Tribunal allows paralegal’s discrimination claim against law firm to continue
Email: letter was openly sent
A paralegal’s claim of disability discrimination after he was sacked by a law firm was wrongly struck out, the Employment Appeal Tribunal has ruled.
However, HHJ David Richardson said that Leicester firm Bond Adams had a strong case.
Shewar Sajid was employed as an assistant to Rafique Patel, the firm’s senior partner and sole equity partner – he had undertaken the legal practice course but had not secured a training contract.
Mr Sajid was suspended in 2014 after nearly three years of working for the firm on the grounds of gross misconduct. The investigation into his conduct was carried out by a barrister who was instructed and paid to carry out the disciplinary hearing.
At the hearing the barrister dismissed some of the charges but found most of them proved and concluded that summary dismissal was appropriate. An appeal, also heard by an external person, was dismissed.
The key allegation related to a letter sent by Mr Sajid on behalf of a client to the Border Agency, which Mr Patel said was written without his knowledge or authority.

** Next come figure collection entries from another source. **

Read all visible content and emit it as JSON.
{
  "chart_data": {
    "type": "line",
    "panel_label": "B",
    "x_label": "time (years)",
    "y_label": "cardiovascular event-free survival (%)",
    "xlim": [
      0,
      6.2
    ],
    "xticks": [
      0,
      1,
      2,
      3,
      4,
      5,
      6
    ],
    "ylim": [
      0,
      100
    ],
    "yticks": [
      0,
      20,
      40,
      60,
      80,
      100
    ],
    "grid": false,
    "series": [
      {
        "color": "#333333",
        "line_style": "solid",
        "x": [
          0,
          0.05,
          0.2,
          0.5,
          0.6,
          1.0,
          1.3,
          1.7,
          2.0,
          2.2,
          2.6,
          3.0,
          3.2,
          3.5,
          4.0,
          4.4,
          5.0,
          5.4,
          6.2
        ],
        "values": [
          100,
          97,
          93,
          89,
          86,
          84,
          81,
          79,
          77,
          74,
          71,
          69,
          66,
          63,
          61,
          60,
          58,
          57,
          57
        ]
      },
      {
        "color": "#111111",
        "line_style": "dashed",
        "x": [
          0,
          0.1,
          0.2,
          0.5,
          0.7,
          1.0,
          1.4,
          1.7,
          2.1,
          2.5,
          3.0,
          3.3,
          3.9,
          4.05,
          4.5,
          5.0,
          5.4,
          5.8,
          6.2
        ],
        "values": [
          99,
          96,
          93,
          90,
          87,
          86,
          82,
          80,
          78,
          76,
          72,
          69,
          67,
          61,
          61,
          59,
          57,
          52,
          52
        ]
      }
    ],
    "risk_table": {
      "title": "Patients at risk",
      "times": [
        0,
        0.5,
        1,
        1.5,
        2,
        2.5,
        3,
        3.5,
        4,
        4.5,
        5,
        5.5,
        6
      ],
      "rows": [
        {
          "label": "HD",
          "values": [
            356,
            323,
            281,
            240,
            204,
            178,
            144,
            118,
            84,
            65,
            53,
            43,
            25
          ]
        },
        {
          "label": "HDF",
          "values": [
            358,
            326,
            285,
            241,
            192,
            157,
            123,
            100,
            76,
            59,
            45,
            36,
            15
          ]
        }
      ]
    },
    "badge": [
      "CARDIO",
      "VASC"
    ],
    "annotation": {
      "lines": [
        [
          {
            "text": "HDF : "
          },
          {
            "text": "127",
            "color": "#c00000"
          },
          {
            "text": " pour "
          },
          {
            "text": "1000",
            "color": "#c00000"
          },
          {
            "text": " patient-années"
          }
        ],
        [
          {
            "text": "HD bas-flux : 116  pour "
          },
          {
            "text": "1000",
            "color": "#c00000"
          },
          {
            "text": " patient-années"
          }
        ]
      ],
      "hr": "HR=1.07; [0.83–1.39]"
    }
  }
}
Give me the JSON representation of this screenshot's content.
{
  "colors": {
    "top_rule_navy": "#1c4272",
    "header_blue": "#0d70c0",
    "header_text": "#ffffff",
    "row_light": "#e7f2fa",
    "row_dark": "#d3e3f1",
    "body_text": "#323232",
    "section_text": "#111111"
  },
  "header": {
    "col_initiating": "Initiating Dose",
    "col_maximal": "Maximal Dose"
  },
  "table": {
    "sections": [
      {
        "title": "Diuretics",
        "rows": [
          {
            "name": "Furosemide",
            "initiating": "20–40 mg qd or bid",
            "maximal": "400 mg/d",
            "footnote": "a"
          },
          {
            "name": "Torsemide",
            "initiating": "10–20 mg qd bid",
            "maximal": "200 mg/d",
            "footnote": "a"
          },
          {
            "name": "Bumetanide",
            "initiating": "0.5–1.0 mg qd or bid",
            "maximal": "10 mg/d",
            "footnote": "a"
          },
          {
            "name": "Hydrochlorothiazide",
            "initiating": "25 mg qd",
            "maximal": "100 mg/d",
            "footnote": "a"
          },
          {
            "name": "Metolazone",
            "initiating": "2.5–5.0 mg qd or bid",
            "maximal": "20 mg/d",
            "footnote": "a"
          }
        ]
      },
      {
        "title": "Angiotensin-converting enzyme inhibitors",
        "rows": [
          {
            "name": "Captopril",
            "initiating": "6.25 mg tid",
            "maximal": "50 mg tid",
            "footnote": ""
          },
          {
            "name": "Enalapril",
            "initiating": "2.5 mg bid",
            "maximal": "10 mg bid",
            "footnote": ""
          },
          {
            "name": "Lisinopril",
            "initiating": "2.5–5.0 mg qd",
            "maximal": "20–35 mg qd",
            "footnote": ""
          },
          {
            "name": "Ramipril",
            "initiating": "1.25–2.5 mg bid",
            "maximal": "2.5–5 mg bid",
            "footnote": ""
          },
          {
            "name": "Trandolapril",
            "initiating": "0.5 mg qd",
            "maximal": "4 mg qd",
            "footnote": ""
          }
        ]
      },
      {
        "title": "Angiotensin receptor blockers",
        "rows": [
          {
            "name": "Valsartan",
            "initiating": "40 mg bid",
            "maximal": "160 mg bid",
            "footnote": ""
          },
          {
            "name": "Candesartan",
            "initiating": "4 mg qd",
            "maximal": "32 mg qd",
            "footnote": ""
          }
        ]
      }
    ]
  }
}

According to the EAT ruling, Mr Sajid accepted that he had written the letter. “He said he had been told by Mr Patel to bring in fresh work. He had written an initial letter without charge to bring the client in. He anticipated that the reply to the letter would generate work. He, therefore, admitted sending the letter.
“He did not admit that it amounted to misconduct, still less gross misconduct. He said there was no need for authority since Mr Patel said he needed to bring in clients. He said there was nothing dishonest in what he did; the letter sent by email was in his ‘sent’ mail box and the reply came to the firm.”
Another allegation related to letters sent on behalf of a client on a professional negligence matter. According to Mr Patel these too were unauthorised, which Mr Sajid disputed.
The judge recorded: “Further allegations related to the finding on an investigation of the claimant’s computer that the claimant accessed pornographic material on the computer. This allegation the claimant vehemently denied.
“It was also said that the claimant had communicated with people during working time on Facebook. The claimant said he had done this but it was common to do so and other employees would have a more significant history of doing so than he did. There was, he said, no policy prohibiting it and the firm had its own Facebook profile.”
The judge said that “on issue after issue”, the barrister preferred Mr Patel’s evidence to Mr Sajid’s – in particular that the work the latter had carried out had not been authorised by Mr Patel.
After his dismissal, Mr Sajid brought proceedings alleging disability discrimination – the disability being alleged was a speech impediment – and unfair dismissal.
A preliminary hearing was ordered to determine whether the claim should be struck out or a deposit ordered. Employment Judge Caborn made a distinction between the claims of disability discrimination during employment on the one hand and the claims of unfair dismissal and disability discrimination by dismissal on the other. The former claims were not struck out; the latter were.
HHJ Richardson ruled that Judge Caborn misdirected himself in striking out the claims. He said: “There was a crucial core of disputed fact at the heart of the case. For the purposes of unfair dismissal it was for the firm to establish the reason for dismissal. On this question there was a wholesale dispute of facts between the claimant and Mr Patel.
“On the claimant’s case he had done nothing to justify dismissal. His dismissal followed upon an issue relating to a new contract and may have been influenced by a dispute between Mr Patel and a client or by Mr Patel’s attitude to his speech impediment. On his case the reason for dismissal was not genuine.
“On Mr Patel’s evidence, however, the claimant had committed gross misconduct and this was the genuine reason for dismissal…
“To my mind this was not a dispute which could be resolved simply by looking at documents. It depended on an assessment of credibility… If the employment judge had approached the matter correctly in law, he would have appreciated that it was not a case for striking out.”
Though HHJ Richardson agreed that Mr Patel’s case was “a strong one”, this was not the test for striking out. “If there is a crucial core of disputed fact then something quite exceptional is required before a claim can be struck out… It may well have been a case for a deposit and the matter will be remitted for consideration of the question of a deposit.”